C’est le Dr Paul-Claude Racamier, psychiatre, qui a le premier défini la notion de perversion narcissique en 1986. Il la décrit comme une capacité à « se faire valoir au détriment d’un objet manipulé comme un ustensile ou un faire-valoir ». Il prévient : « Il n’y a rien à attendre de la fréquentation des pervers narcissiques, on peut seulement espérer s’en sortir indemne ».
Imprévisible
Et si ma victime montrait des signes de résistance, je pourrais devenir dangereux. Car quand je me sens en danger, je suis imprévisible. Je la pousserais dans ses retranchements, n’hésitant pas à créer des mises en scène, à exercer une pression grandissante. Je viendrais l’attendre à la sortie du travail, lui téléphonerais jour et nuit, la menacerais. Je la pousserais à la dépression, à la folie, au suicide même. Et partirais en quête d’une nouvelle proie.
« Il m’a fait passer pour folle »
J’ai vécu 7 ans avec un pervers narcissique. Il était très intelligent, très beau, très sportif. Je suis tombée amoureuse de lui. Il faut dire qu’il a tout mis en œuvre pour me séduire. Il a perçu en moi la fragilité (j’étais en deuil, je venais de perdre le père de ma fille). Ses petites phrases dévalorisantes sont longtemps passées inaperçues.
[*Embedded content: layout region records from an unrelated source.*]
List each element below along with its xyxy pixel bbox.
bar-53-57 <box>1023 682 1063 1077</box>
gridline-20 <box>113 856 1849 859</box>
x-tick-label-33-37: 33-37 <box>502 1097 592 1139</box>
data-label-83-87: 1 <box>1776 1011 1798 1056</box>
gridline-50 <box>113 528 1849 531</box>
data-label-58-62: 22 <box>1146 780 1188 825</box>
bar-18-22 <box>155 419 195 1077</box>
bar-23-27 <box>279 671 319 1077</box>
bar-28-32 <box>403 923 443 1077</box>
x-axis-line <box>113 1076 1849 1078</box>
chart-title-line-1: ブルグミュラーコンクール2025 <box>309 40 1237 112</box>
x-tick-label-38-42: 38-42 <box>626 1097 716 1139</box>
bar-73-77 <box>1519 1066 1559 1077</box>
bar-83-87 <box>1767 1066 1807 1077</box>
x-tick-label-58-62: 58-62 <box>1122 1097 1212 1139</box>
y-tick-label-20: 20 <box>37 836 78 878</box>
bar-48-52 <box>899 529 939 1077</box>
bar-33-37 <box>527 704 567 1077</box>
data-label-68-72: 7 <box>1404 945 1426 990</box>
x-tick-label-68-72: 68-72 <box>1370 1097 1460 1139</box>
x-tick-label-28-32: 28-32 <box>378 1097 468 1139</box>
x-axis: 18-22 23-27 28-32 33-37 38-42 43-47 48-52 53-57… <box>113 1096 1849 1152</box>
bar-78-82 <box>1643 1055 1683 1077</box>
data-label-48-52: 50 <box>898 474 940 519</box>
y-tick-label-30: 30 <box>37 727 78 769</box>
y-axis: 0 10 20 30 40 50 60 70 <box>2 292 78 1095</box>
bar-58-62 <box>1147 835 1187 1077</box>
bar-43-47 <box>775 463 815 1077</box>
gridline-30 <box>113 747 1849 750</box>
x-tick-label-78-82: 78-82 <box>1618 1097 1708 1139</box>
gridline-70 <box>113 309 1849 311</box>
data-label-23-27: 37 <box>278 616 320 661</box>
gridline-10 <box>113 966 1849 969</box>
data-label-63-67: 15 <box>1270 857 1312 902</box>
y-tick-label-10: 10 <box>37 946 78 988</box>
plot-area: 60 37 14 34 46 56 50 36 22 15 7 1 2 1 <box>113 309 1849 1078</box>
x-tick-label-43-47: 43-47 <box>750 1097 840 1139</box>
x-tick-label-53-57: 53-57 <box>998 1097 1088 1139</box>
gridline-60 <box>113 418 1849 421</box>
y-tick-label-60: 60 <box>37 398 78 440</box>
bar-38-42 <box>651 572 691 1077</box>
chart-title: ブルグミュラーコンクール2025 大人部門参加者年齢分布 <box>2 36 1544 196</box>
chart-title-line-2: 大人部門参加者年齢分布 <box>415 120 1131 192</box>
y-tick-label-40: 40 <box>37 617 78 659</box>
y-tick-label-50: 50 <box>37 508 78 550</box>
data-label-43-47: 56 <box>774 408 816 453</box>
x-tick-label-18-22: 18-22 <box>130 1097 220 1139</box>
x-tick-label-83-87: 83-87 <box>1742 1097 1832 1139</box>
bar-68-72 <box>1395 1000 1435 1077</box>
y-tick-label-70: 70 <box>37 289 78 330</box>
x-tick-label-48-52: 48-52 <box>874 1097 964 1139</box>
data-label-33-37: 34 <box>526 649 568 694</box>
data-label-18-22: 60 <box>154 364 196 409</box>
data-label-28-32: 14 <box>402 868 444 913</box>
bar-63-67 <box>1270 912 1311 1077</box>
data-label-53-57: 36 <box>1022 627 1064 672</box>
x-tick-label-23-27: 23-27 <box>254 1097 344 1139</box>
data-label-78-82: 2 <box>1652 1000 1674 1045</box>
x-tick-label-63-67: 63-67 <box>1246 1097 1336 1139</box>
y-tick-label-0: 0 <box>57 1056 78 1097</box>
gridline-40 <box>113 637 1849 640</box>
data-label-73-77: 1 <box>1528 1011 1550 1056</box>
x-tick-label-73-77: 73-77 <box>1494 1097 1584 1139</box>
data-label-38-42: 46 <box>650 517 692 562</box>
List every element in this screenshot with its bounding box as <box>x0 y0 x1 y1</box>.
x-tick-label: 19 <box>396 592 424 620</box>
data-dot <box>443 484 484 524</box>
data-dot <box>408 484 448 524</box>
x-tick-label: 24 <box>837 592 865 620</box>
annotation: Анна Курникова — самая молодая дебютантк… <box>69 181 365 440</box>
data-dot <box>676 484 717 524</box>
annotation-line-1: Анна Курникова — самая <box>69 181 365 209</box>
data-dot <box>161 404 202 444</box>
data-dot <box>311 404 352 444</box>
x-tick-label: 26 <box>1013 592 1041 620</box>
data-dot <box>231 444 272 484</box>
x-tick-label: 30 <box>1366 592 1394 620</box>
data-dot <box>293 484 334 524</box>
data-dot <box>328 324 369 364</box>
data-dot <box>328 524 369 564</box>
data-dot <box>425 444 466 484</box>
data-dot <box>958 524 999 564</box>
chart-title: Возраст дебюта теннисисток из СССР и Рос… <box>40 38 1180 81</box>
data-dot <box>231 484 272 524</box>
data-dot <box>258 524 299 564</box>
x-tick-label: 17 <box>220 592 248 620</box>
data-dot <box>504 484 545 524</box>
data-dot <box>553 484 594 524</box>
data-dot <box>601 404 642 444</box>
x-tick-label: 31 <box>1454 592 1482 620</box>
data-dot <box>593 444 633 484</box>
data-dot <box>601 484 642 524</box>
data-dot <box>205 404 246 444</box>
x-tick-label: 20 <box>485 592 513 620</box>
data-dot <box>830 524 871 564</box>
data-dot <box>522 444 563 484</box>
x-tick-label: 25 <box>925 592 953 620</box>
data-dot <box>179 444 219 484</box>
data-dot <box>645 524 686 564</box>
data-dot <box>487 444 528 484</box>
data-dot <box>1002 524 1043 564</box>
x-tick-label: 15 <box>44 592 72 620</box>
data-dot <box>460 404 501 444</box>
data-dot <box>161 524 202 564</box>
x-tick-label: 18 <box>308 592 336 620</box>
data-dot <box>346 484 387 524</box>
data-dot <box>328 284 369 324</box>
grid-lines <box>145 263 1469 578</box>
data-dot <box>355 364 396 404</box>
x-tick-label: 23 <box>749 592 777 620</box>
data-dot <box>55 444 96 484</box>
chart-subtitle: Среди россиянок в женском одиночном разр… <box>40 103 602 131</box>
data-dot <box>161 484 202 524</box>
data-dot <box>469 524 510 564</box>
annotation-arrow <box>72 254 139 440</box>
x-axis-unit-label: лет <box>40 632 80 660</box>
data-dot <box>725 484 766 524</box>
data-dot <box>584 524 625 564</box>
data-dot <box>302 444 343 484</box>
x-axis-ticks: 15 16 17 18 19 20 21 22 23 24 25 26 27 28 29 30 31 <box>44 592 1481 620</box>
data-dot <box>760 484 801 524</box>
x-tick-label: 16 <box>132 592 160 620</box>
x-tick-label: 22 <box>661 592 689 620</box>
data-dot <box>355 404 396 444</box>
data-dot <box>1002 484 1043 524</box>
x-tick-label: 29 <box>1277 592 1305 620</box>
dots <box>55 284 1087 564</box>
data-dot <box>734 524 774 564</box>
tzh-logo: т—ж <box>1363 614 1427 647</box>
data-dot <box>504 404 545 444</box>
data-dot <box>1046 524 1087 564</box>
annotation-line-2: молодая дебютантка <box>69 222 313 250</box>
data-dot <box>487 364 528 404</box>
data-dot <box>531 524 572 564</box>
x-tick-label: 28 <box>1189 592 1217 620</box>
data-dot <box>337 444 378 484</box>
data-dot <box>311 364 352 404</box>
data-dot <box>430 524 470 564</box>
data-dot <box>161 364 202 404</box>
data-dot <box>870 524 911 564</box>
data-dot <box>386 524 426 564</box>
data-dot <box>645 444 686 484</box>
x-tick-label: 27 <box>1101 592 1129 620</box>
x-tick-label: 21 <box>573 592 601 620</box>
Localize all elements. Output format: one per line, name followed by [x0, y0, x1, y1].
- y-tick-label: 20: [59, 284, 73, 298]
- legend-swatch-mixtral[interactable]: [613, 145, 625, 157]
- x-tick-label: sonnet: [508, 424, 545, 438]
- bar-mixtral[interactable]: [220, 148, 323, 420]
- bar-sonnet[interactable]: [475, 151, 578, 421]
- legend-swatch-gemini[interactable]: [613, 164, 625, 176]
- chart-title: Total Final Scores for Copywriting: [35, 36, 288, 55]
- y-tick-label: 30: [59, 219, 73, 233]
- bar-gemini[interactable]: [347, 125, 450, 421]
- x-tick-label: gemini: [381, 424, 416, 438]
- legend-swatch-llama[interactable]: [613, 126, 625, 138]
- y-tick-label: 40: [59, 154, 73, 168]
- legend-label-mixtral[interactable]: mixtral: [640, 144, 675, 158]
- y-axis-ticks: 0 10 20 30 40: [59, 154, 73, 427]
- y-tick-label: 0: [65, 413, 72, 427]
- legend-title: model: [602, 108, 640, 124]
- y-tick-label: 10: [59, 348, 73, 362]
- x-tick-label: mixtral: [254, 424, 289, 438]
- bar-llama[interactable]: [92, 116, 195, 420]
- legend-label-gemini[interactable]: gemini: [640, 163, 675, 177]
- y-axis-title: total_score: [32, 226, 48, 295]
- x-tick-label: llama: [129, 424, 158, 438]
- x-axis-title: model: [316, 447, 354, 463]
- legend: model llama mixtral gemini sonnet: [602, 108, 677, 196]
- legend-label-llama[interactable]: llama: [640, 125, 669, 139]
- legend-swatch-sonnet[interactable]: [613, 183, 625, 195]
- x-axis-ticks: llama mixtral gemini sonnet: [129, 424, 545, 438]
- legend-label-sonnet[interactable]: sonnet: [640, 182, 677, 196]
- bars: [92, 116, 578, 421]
Il me répétait : « Tu es complètement folle », « tu es matérialiste ». C’était dit avec tellement de douceur que j’ai réellement commencé à me poser des questions. Puis, je me suis mise à déprimer, à perdre pied. Il plaçait la barre de plus en plus haut pour que je ne puisse jamais l’atteindre. Mes amis m’ont poussée à consulter une psychothérapeute. Quand il s’est senti en danger, il a été plus loin, il m’a fait passer pour folle. Il a même porté plainte contre moi pour harcèlement. J’ai fait des crises de tétanie. J’ai fini en psychiatrie à la clinique de l’Espérance. Il était ravi. J’ai fini par me rendre compte. Je me suis aussi rendue compte qu’il entretenait des relations avec une dizaine d’autres femmes. J’ai compris qu’il était vide et se nourrissait des autres, comme un vampire. Qu’il était capable de tout. J’étais sa bouée de sauvetage. Il n’a pas eu de père. Et sa mère, infirmière, travaillait de nuit. Il s’est construit seul. Il a beaucoup manqué d’amour. Alors dans son schéma, c’est lui la victime. Même aujourd’hui, j’ai encore beaucoup de mal à me remettre de cette relation.
Barbara, 43 ans
3 questions à France-Lise Vitalis, psychothérapeute
Quelle est la cause de ce trouble ?
Au delà de son apparence sympathique, agréable, sociable, séducteur, il y a un homme en souffrance avec une estime de soi défaillante, un égo abîmé qui entraîne une quête de valorisation qu’il trouve en écrasant l’autre. Les pervers narcissiques ne sont pas conscients de faire mal parce qu’ils ne sont pas capable de voir la souffrance de l’autre. Ils ne savent pas faire autrement pour exister. Cette faille narcissique est souvent due à des carences affectives dans l’enfance où ils ont dû développer des moyens de survie psychologique.
Quelle thérapie pour un pervers narcissique ?
Il est rare de les voir en consultation car ils considèrent ne rien avoir à se reprocher. Le pervers narcissique est incapable de se remettre en question. S’il accepte de consulter un thérapeute conjugal pour accompagner sa femme, c’est pour la convaincre de l’incompétence du professionnel afin de ne plus y retourner ou pour l’enfoncer elle et lui prouver que c’est elle qui à des problèmes, non lui.
Quelle thérapie pour la victime ?
Les dégâts psychologiques et émotionnels sont énormes. On les ramasse à la petite cuillère. Le travail thérapeutique sera long, basé sur l’écoute des souffrances, un travail de déculpabilisation, de ré-institution de la confiance en soi. Un travail sur les peurs. La victime a souvent peur d’en attirer d’autres. En psychothérapie, j’utilise plusieurs techniques dont l’analyse transactionnelle (analyse de la façon dont on communique avec l’autre), l’hypnose et la programmation neurolinguistique (travail sur la confiance en soi, l’estime de soi) et l’écoute. Cette thérapie est indispensable pour la victime.